Купер несколько секунд смотрит в пространство с едва уловимой улыбкой на лице, и я понимаю, что он сейчас не здесь.

– О, да… классно.

В гостиной столпотворение, вся комиссионная мебель составлена вдоль стен, чтобы освободить место для танцующих. Группа, состоящая из жителей Особняка, репетирует в столовой. Пока я иду по дому, ко мне все подходят, жмут руку, приветствуют. Вместо радушного приема я чувствую, будто меня окружают, как в аэропорту. Нервничаю. Паникую, потому что нахожусь посреди толпы без своего автомата. 

– Мне нужно пиво, – говорю, ни к кому контрено не обращаясь; мой указательный палец сгибается, словно на курке, пока я пробираюсь через толпу на кухню. Пэйдж сидит на стойке, в одной руке держит пластиковый стакан и сигарету, оживленно жестикулирует, разговаривая с группой девчонок. У нее есть свое мнение на любой счет, и порой она не может заткнуться. Но ее черные волосы сияют, полные губы окрасились в красный из-за того, что она пьет, поэтому – какая разница, о чем Пэйдж говорит? Она отворачивается от подруг, ее взгляд встречается с моим. Я чувствую магнитное притяжение; приходится напомнить себе, что Пэйдж больше не моя. Прежде чем успеваю приблизиться к ней, передо мной возникает Эдди.     
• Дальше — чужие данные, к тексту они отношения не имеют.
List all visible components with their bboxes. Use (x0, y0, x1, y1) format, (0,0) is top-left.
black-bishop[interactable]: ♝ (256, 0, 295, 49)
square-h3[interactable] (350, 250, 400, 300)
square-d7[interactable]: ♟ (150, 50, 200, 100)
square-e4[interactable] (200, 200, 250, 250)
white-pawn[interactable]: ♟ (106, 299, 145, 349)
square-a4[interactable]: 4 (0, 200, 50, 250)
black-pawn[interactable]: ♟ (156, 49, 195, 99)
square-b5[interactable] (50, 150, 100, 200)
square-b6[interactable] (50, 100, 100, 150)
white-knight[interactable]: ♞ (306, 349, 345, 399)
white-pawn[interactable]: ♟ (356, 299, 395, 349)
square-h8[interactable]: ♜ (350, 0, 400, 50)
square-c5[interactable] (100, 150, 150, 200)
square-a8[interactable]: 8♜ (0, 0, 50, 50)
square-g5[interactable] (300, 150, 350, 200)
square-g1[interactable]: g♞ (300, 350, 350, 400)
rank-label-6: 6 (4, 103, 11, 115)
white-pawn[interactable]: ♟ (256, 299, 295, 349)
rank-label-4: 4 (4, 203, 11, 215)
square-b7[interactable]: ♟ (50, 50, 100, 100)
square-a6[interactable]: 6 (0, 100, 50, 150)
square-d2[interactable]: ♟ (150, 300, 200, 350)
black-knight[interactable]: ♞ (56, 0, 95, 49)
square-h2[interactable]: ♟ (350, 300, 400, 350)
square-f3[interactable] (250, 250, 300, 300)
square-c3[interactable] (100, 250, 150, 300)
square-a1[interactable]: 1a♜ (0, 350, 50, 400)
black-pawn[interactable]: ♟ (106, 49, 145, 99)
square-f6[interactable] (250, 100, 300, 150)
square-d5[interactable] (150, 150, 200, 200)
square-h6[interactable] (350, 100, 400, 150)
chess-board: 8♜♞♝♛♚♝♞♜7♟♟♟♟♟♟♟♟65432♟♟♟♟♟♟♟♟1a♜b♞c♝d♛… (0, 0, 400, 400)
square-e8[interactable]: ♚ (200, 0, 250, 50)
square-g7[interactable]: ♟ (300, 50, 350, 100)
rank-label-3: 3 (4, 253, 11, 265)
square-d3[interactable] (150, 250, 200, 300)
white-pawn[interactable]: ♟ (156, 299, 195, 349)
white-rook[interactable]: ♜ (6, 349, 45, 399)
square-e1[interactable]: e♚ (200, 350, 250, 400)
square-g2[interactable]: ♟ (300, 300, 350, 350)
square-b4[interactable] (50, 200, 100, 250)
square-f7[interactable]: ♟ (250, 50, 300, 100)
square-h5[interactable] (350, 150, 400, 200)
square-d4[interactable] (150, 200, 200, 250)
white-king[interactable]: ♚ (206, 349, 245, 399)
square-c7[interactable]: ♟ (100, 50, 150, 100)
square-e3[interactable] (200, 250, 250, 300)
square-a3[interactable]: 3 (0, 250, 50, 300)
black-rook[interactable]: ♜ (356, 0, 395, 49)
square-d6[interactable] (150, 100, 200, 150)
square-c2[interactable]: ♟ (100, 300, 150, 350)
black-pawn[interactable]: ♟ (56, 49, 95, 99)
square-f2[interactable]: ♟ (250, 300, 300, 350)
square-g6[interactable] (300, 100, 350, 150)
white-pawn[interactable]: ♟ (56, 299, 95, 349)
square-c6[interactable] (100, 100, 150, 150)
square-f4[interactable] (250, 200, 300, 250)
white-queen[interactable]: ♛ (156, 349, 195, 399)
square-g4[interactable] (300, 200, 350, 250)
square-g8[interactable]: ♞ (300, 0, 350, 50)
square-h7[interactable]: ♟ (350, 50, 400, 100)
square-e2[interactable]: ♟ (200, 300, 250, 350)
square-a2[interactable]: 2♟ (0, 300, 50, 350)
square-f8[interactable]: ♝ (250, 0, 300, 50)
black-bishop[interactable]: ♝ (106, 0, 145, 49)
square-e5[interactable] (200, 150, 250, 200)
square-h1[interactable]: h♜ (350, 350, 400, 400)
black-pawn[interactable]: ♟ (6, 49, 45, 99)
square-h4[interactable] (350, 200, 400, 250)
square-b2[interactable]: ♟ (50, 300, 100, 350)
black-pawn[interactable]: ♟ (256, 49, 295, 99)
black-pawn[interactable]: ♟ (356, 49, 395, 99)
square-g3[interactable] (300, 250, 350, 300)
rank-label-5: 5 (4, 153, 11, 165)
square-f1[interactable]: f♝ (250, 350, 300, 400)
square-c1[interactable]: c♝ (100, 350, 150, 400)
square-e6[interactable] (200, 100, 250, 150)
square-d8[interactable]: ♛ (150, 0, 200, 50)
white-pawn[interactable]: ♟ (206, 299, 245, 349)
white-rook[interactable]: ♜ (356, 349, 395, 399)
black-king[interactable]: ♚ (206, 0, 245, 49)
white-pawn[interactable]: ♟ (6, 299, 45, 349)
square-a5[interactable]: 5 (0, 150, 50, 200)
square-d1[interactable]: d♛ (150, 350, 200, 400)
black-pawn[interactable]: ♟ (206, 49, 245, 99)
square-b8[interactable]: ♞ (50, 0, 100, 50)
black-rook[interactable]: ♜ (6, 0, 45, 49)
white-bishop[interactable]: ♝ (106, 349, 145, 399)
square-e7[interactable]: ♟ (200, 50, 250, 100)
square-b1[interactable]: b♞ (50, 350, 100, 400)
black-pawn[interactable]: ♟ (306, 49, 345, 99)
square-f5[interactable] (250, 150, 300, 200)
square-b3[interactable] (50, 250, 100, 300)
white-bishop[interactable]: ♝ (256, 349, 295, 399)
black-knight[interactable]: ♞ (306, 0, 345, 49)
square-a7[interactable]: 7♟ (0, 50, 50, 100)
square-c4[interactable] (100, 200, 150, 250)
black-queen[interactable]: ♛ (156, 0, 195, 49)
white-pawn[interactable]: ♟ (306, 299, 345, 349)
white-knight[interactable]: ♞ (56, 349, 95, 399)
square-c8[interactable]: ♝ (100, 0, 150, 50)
– Трэв, мужик, добро пожаловать домой!

Он приобнимет меня, похлопывает по спине рукой. Я знаю, сейчас объятие трансформируется в попытку свалить меня с ног. Эдди всегда так делает. Он опускает плечи, обхватывает мою талию, и пытается повалить. Когда-то мы были на равных, однако сейчас у Эдди нет шансов. Я делаю подсечку ногой и валю его на пол.

– Чувак, тебе даже пытаться не стоило. – Смеюсь, поднимая Эдди на ноги.

– Черт, столько времени прошло. – На сей раз он по-настоящему меня обнимает. – Как поживаешь?

– Хорошо. – Ложь. – Ты?

– Каждый день та же самая фигня, знаешь? – Эдди пожимает плечами.

Понятия не имею, каково это – быть девятнадцатилетним ночным менеджером в закусочной Тако Белл с беременной девушкой. Я не говорю, что Эдди сделал неправильный выбор – он живет честно, и не мне его судить – но нет, я не знаю. Большую часть года я провел в другом конце планеты, в стране, где парень может пожать тебе руку, улыбаясь, а потом взять свой АК-47 и выстрелить в тебя. Где маленький мальчик будет требовать – без намека на слезы в глазах – сто баксов в качестве компенсации за случайное убийство его матери, что меньше обычной ставки за убийство его собаки.

Пэйдж спрыгивает с кухонной стойки, подходит ко мне и моему брату. Через ее тонкую белую майку вижу красные завязки бикини. Я снимал с нее это бикини прежде. Сначала она подходит к Райану – так странно – встает на носочки, взъерошивает его волосы, целует. Его рука обвивает ее талию. Она смотрит на него с другим выражением на лице. Оно мягче. Не такое злое.